D'Orvilliers returned to Cayenne in April 1757.

When the intendant Lemoyne was asked to provide a chart of prices in Cayenne in 1756 he was not able to, saying that barter was the only form of trade.
He also said that slaves from Guinea had only come to Guiana by chance.
The last two ships had straggled in with "infected cargo ... reduced to less than half by sickness and want of supplies."
Cash, which would attract slave traders, was essential to the survival of the colony.
The Seven Years' War (1756–63) further restricted trade.
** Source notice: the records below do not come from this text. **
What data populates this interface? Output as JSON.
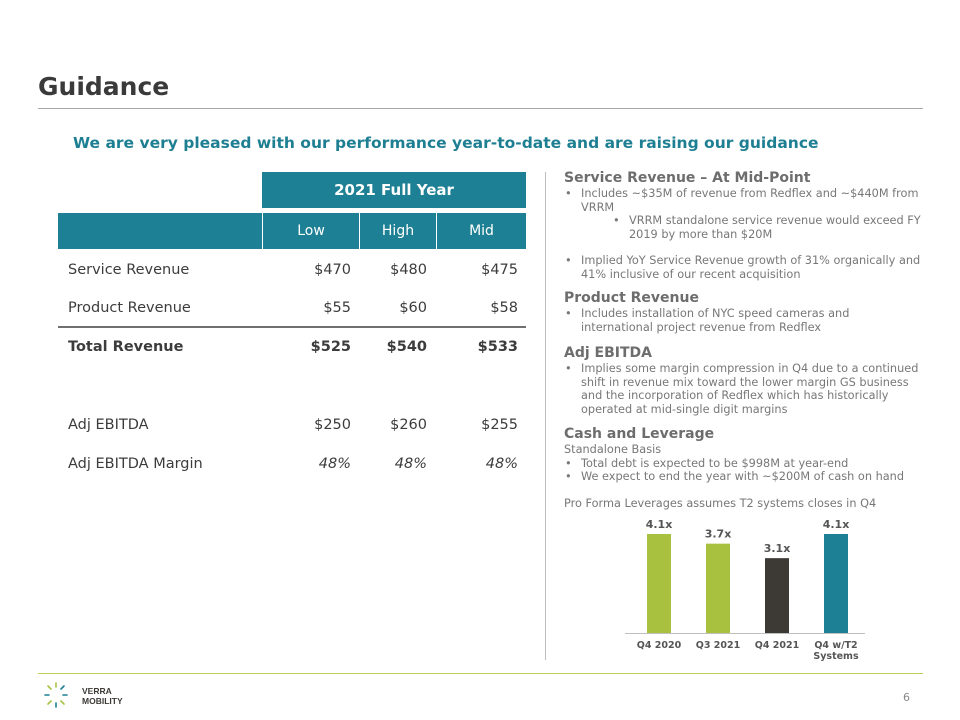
{
  "slide": {
    "title": "Guidance",
    "subtitle": "We are very pleased with our performance year-to-date and are raising our guidance",
    "page_number": "6"
  },
  "table": {
    "group_header": "2021 Full Year",
    "columns": [
      "Low",
      "High",
      "Mid"
    ],
    "rows": [
      {
        "label": "Service Revenue",
        "low": "$470",
        "high": "$480",
        "mid": "$475"
      },
      {
        "label": "Product Revenue",
        "low": "$55",
        "high": "$60",
        "mid": "$58"
      },
      {
        "label": "Total Revenue",
        "low": "$525",
        "high": "$540",
        "mid": "$533"
      },
      {
        "label": "Adj EBITDA",
        "low": "$250",
        "high": "$260",
        "mid": "$255"
      },
      {
        "label": "Adj EBITDA Margin",
        "low": "48%",
        "high": "48%",
        "mid": "48%"
      }
    ]
  },
  "notes": {
    "service": {
      "heading": "Service Revenue – At Mid-Point",
      "b1": "Includes ~$35M of revenue from Redflex and ~$440M from VRRM",
      "b1_sub": "VRRM standalone service revenue would exceed FY 2019 by more than $20M",
      "b2": "Implied YoY Service Revenue growth of 31% organically and 41% inclusive of our recent acquisition"
    },
    "product": {
      "heading": "Product Revenue",
      "b1": "Includes installation of NYC speed cameras and international project revenue from Redflex"
    },
    "ebitda": {
      "heading": "Adj EBITDA",
      "b1": "Implies some margin compression in Q4 due to a continued shift in revenue mix toward the lower margin GS business and the incorporation of Redflex which has historically operated at mid-single digit margins"
    },
    "cash": {
      "heading": "Cash and Leverage",
      "line": "Standalone Basis",
      "b1": "Total debt is expected to be $998M at year-end",
      "b2": "We expect to end the year with ~$200M of cash on hand",
      "pro_forma": "Pro Forma Leverages assumes T2 systems closes in Q4"
    }
  },
  "chart_data": {
    "type": "bar",
    "categories": [
      "Q4 2020",
      "Q3 2021",
      "Q4 2021",
      "Q4 w/T2 Systems"
    ],
    "category_lines": [
      [
        "Q4 2020"
      ],
      [
        "Q3 2021"
      ],
      [
        "Q4 2021"
      ],
      [
        "Q4 w/T2",
        "Systems"
      ]
    ],
    "values": [
      4.1,
      3.7,
      3.1,
      4.1
    ],
    "data_labels": [
      "4.1x",
      "3.7x",
      "3.1x",
      "4.1x"
    ],
    "bar_colors": [
      "#a8c13f",
      "#a8c13f",
      "#3d3a36",
      "#1e8094"
    ],
    "ylim": [
      0,
      4.1
    ],
    "grid": false,
    "legend": "none"
  },
  "logo": {
    "text_line1": "VERRA",
    "text_line2": "MOBILITY",
    "colors": [
      "#a8c13f",
      "#1e8094"
    ]
  }
}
In 1759 d'Orvilliers manned the fortifications of Cayenne with slaves to defend against British invaders, an unusual and controversial step.
The king would pay for any slave that was killed or mutilated, so d'Orvilliers asked that the nearby plantations supply their best men.
The planters objected to the cost, and some objected on military grounds.
Lemoyne wrote that, "Exposing our slaves to ... a capitulation would create an object too attractive to hope for any mercy from the enemy."
Lemoyne proposed instead to burn down Cayenne, retreat to the interior, and from there harass the British with guerilla raids.
The whites would raid in the day and the slaves by night.
Towards the end of the war, in 1762 there were only 125 whites in Cayenne who could bear arms.

D'Orvilliers remained governor until May 1763, when he was replaced by Jean-Pierre-Antoine de Behague.
He returned to France with a pension of 4000 livres.
He died on 11 May 1764 in Rochefort, aged about 56.
He was a knight of the Order of Saint Louis.